给出一个完全二叉树,求出该树的节点个数。
说明: 完全二叉树的定义如下:在完全二叉树中,除了最底层节点可能没填满外,其余每层节点数都达到最大值,并且最下面一层的节点都集中在该层最左边的若干位置。若最底层为第 h 层,则该层包含 1~ 2h 个节点。
示例:
输入:
1
/ \
2 3
/ \ /
4 5 6
输出: 6
来源:力扣(LeetCode) 链接:https://leetcode-cn.com/problems/count-complete-tree-nodes 著作权归领扣网络所有。
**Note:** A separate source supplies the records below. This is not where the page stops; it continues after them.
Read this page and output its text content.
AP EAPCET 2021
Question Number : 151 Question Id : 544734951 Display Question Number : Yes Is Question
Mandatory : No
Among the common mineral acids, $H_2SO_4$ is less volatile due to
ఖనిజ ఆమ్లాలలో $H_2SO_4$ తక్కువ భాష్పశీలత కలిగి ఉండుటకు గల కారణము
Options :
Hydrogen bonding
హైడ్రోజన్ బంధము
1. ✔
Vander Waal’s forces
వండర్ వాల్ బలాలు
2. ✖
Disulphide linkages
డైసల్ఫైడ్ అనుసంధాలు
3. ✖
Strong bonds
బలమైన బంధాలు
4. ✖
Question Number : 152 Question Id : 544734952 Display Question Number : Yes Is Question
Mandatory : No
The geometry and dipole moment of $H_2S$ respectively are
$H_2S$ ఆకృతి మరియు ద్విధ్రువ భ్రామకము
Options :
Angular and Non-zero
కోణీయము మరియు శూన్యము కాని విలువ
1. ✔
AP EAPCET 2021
商业转载请联系官方授权,非商业转载请注明出处。
class Solution {
int count = 0;
public:
int countNodes(TreeNode* root) {
if(root == NULL)
return 0;
count++;
countNodes(root->left);
countNodes(root->right);
return count;
}
};
class Solution {
int h, hL, hR;
public:
int countNodes(TreeNode* root) {
if(root == NULL)
return 0;
hL = leftHeight(root);
hR = rightHeight(root);
if(hL == hR)
return (1<<hL)-1;//或者 pow(2,hL)-1;
else//hL > hR
return 1+countNodes(root->left)+countNodes(root->right);
}
int leftHeight(TreeNode* root)
{
for(h = 0 ; root; root=root->left)
++h;
return h;
}
int rightHeight(TreeNode* root)
{
for(h = 0 ; root; root=root->right)
++h;
return h;
}
};
class Solution {
int h, hL, hR;
public:
int countNodes(TreeNode* root) {
if(root == NULL)
return 0;
hL = Height(root->left);
hR = Height(root->right);
if(hL == hR)
return (1<<hL)+countNodes(root->right);
else//hL > hR
return (1<<hR)+countNodes(root->left);
}
int Height(TreeNode* root)
{
for(h = 0 ; root; root=root->left)
++h;
return h;
}
};